Sunday, 6:04AM. The sunrise over my apartment parking lot looks exactly like an inspirational desktop wallpaper, except for the litter and the hungover guy in pajamas two cars down, leaning against his car and flicking cigarette ash onto the tops of his slippers. I’m squinting into the light, hoodie zipped to my chin, butt resting on the seat at an angle as I tap on the paneling of the open passenger door of Jake’s dark blue Ford F-150. The inside smells like pine-scented wipes and the ghost of a protein bar he’s recently demolished.
Jake stands at the rear bumper, trying to wedge his duffel bag into the covered bed between a spare tire and a crate full of what looks like… emergency snacks? Eventually, he gives up and just tosses it on top of everything else. It lands with a thud, and I cringe, hoping there isn’t anything breakable inside. He rounds the truck, pauses, and then pops the back door of the cab to check on the real VIP. Snail Alex.
Our Alex is safely enclosed inside his portable terrarium, the whole thing burrito-wrapped in two layers of bubble wrap, per Jake’s insistence, and locked into place with a seatbelt. "Mollusks are like eggs with consciousness.
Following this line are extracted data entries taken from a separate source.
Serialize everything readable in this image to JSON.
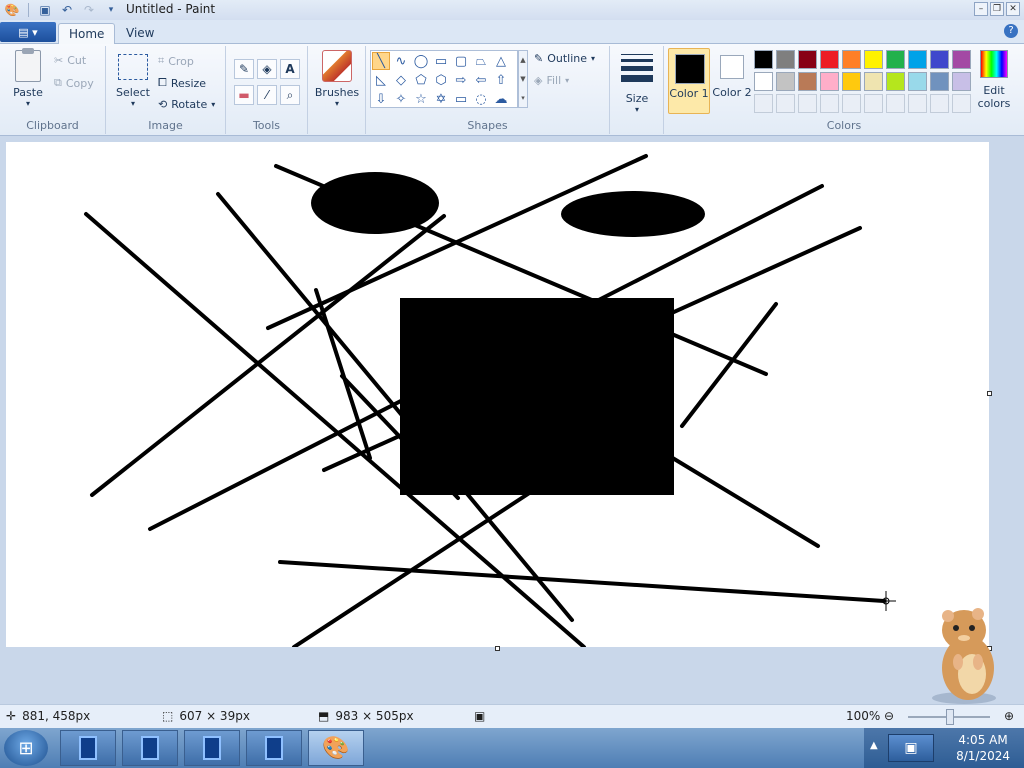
{
  "window": {
    "title": "Untitled - Paint"
  },
  "tabs": {
    "home": "Home",
    "view": "View"
  },
  "clipboard": {
    "paste": "Paste",
    "cut": "Cut",
    "copy": "Copy",
    "label": "Clipboard"
  },
  "image": {
    "select": "Select",
    "crop": "Crop",
    "resize": "Resize",
    "rotate": "Rotate",
    "label": "Image"
  },
  "tools": {
    "label": "Tools"
  },
  "brushes": {
    "label": "Brushes"
  },
  "shapes": {
    "outline": "Outline",
    "fill": "Fill",
    "label": "Shapes"
  },
  "size": {
    "label": "Size"
  },
  "colors": {
    "color1_label": "Color 1",
    "color2_label": "Color 2",
    "edit_colors": "Edit colors",
    "label": "Colors",
    "color1": "#000000",
    "color2": "#ffffff",
    "palette": [
      "#000000",
      "#7f7f7f",
      "#880015",
      "#ed1c24",
      "#ff7f27",
      "#fff200",
      "#22b14c",
      "#00a2e8",
      "#3f48cc",
      "#a349a4",
      "#ffffff",
      "#c3c3c3",
      "#b97a57",
      "#ffaec9",
      "#ffc90e",
      "#efe4b0",
      "#b5e61d",
      "#99d9ea",
      "#7092be",
      "#c8bfe7"
    ]
  },
  "status": {
    "cursor_pos": "881, 458px",
    "selection_size": "607 × 39px",
    "canvas_size": "983 × 505px",
    "zoom": "100%"
  },
  "clock": {
    "time": "4:05 AM",
    "date": "8/1/2024"
  }
}
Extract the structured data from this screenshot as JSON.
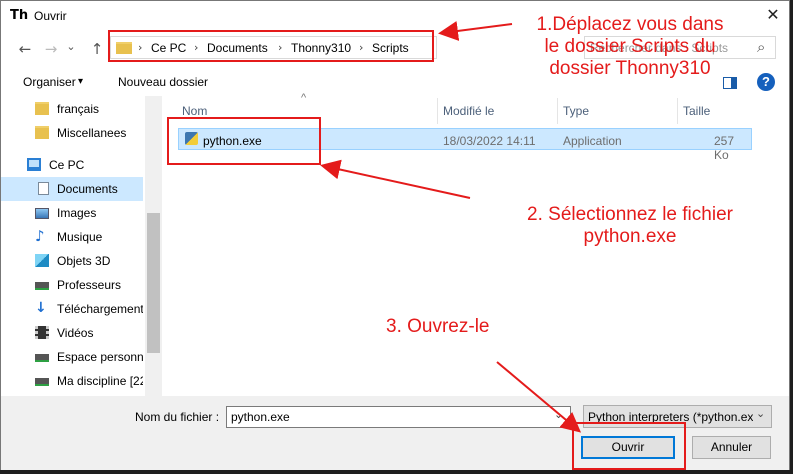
{
  "window": {
    "title": "Ouvrir",
    "close_glyph": "✕",
    "app_icon_glyph": "Th"
  },
  "nav": {
    "back": "←",
    "forward": "→",
    "dropdown": "⌄",
    "up": "↑"
  },
  "address": {
    "crumbs": [
      "Ce PC",
      "Documents",
      "Thonny310",
      "Scripts"
    ],
    "separator": "›",
    "search_placeholder": "Rechercher dans : Scripts",
    "search_glyph": "⌕"
  },
  "toolbar": {
    "organize": "Organiser",
    "organize_caret": "▾",
    "new_folder": "Nouveau dossier",
    "help": "?"
  },
  "sidebar": {
    "items": [
      {
        "label": "français",
        "icon": "folder-icon"
      },
      {
        "label": "Miscellanees",
        "icon": "folder-icon"
      },
      {
        "label": "Ce PC",
        "icon": "computer-icon"
      },
      {
        "label": "Documents",
        "icon": "documents-icon",
        "selected": true
      },
      {
        "label": "Images",
        "icon": "pictures-icon"
      },
      {
        "label": "Musique",
        "icon": "music-icon"
      },
      {
        "label": "Objets 3D",
        "icon": "3d-objects-icon"
      },
      {
        "label": "Professeurs",
        "icon": "network-drive-icon"
      },
      {
        "label": "Téléchargements",
        "icon": "download-icon"
      },
      {
        "label": "Vidéos",
        "icon": "videos-icon"
      },
      {
        "label": "Espace personnel",
        "icon": "network-drive-icon"
      },
      {
        "label": "Ma discipline [22",
        "icon": "network-drive-icon"
      }
    ]
  },
  "filelist": {
    "sort_caret": "^",
    "columns": [
      "Nom",
      "Modifié le",
      "Type",
      "Taille"
    ],
    "rows": [
      {
        "name": "python.exe",
        "modified": "18/03/2022 14:11",
        "type": "Application",
        "size": "257 Ko",
        "icon": "python-icon"
      }
    ]
  },
  "footer": {
    "filename_label": "Nom du fichier :",
    "filename_value": "python.exe",
    "filter_value": "Python interpreters (*python.ex",
    "open_button": "Ouvrir",
    "cancel_button": "Annuler",
    "dropdown_glyph": "⌄"
  },
  "annotations": {
    "step1": [
      "1.Déplacez vous dans",
      "le dossier Scripts du",
      "dossier Thonny310"
    ],
    "step2": [
      "2. Sélectionnez le fichier",
      "python.exe"
    ],
    "step3": "3. Ouvrez-le"
  },
  "colors": {
    "annotation_red": "#e41b1b",
    "selection": "#cce8ff",
    "accent": "#0078d7"
  }
}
Breakable and they should be protected," he says, while checking on the terrarium. I’m pretty sure it’s a phrase he stole from Reddit.
The snail is dormant, clamped down to the fake log, which seems like a metaphor for this whole trip.
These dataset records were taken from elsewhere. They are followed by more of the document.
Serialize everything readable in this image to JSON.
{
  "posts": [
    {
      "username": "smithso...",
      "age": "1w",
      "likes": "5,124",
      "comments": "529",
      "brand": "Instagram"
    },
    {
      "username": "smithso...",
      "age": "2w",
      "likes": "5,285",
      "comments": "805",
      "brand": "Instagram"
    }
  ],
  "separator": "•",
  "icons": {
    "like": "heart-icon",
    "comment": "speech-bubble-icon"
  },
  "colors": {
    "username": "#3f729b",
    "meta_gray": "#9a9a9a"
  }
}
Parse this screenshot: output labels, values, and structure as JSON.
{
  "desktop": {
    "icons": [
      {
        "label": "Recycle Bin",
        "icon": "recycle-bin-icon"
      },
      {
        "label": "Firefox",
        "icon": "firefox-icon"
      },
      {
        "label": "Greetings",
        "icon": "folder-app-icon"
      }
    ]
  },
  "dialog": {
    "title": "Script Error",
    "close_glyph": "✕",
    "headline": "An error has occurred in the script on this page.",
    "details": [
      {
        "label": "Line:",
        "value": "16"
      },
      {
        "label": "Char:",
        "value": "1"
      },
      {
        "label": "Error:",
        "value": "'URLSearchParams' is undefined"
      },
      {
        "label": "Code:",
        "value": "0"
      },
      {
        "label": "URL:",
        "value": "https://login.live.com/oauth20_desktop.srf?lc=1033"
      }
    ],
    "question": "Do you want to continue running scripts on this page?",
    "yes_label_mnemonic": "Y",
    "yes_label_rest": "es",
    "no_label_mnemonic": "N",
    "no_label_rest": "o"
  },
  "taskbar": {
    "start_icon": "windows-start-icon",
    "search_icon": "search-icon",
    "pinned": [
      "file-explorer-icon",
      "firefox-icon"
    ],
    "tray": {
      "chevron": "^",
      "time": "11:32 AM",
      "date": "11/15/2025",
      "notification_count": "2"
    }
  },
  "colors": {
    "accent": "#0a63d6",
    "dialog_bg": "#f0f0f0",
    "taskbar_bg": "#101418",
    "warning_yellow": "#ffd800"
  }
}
Alina’s text from ten minutes ago glows on my lock screen: knock em dead. get receipts. if you die i want the truck.
Laughing, I type out a quick reply of agreement, then twist fully into my seat and close the door behind me. Jake hops in next and starts the engine, leaving the parking lot and entering the light early morning traffic heading out of the city.
By the time we hit Route 95, the city is a rearview fantasy, and my thigh is buzzing from the heat of the sun and the nervous energy coiled in my bloodstream. I stare out the window at the zipper of the highway, counting the miles on the mile markers with a hysterical kind of focus.
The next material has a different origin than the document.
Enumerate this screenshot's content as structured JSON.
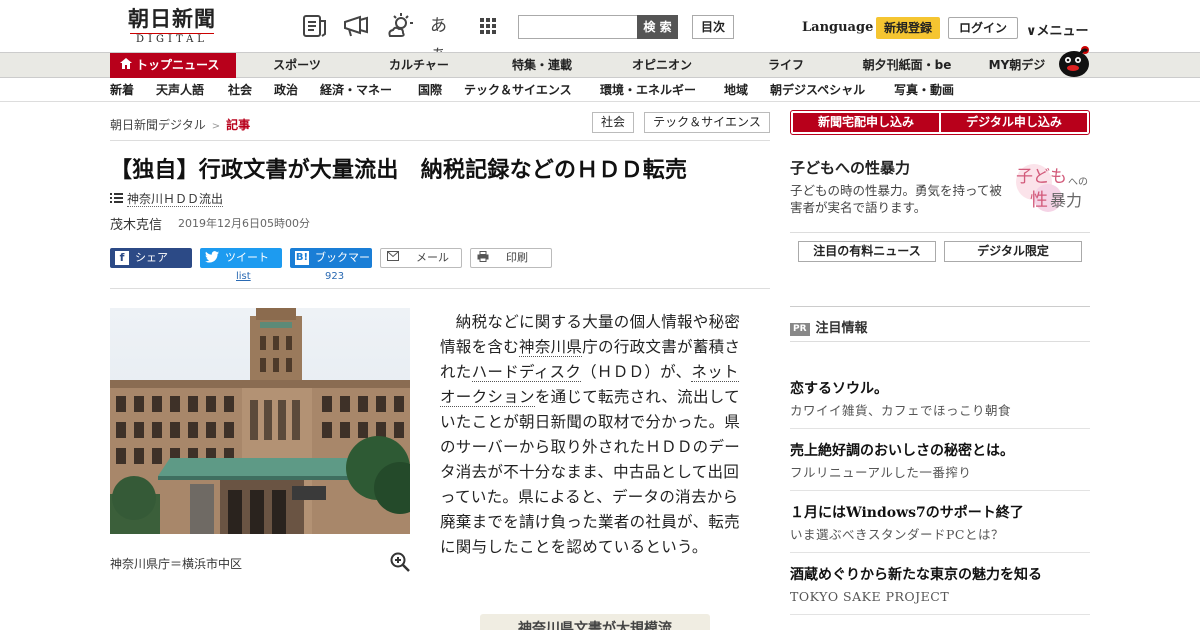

The terrarium now sits on the console between us, still swaddled in bubble wrap and an old towel, while Alex-the-snail clings to the glass side with the dogged tenacity of a motivational poster. He moved from his backseat position about twenty minutes into the drive, after I started to worry that he felt left out.
Jake drives like he runs. He’s efficient, patient, but always a little faster than strictly necessary. There’s a soft playlist coming through the speakers, something acoustic and generically angsty, but the real music is in the way he drums his fingers on the wheel and hums tunelessly during the instrumental breaks.
He’s been quiet for most of the last hour, letting me process or maybe just letting himself process. I know his mind is spinning. He never does anything on a whim, especially not road trips involving supernatural liability and the risk of getting murdered by a stranger named Sarah Demarco.
At the next rest stop, Jake pulls over for gas and snacks. He disappears into the minimart, and I’m left with the snail and my own self-doubt. I poke at my phone, rereading Alina’s latest texts. Current count: nine, most of themvariations on don’t die and remember sunscreen, the UV index is insane today.
I scroll through my emails for a reply from Sarah, but there’s nothing except a new message from Snail World. Your Weekly Gastropod Fact: Some snails can sleep for three years straight!
I sigh. “Lucky bastards,” I tell the terrarium, watching Alex lay on or eat a piece of lettuce. It isn’t clear which.
Jake returns with two bottles of cold brew and a crinkly bag of protein bars. He hands me one of each, then buckles in and glances over with a look that says he’s trying to read my mind but is too polite to ask.
I rip open the bar and take a dramatic bite. “Did you know snails can sleep for three years?”
Jake looks at the snail, then at me. “I wish I could sleep for three hours.”
“Didn’t you just set a personal best on your nap app last week?”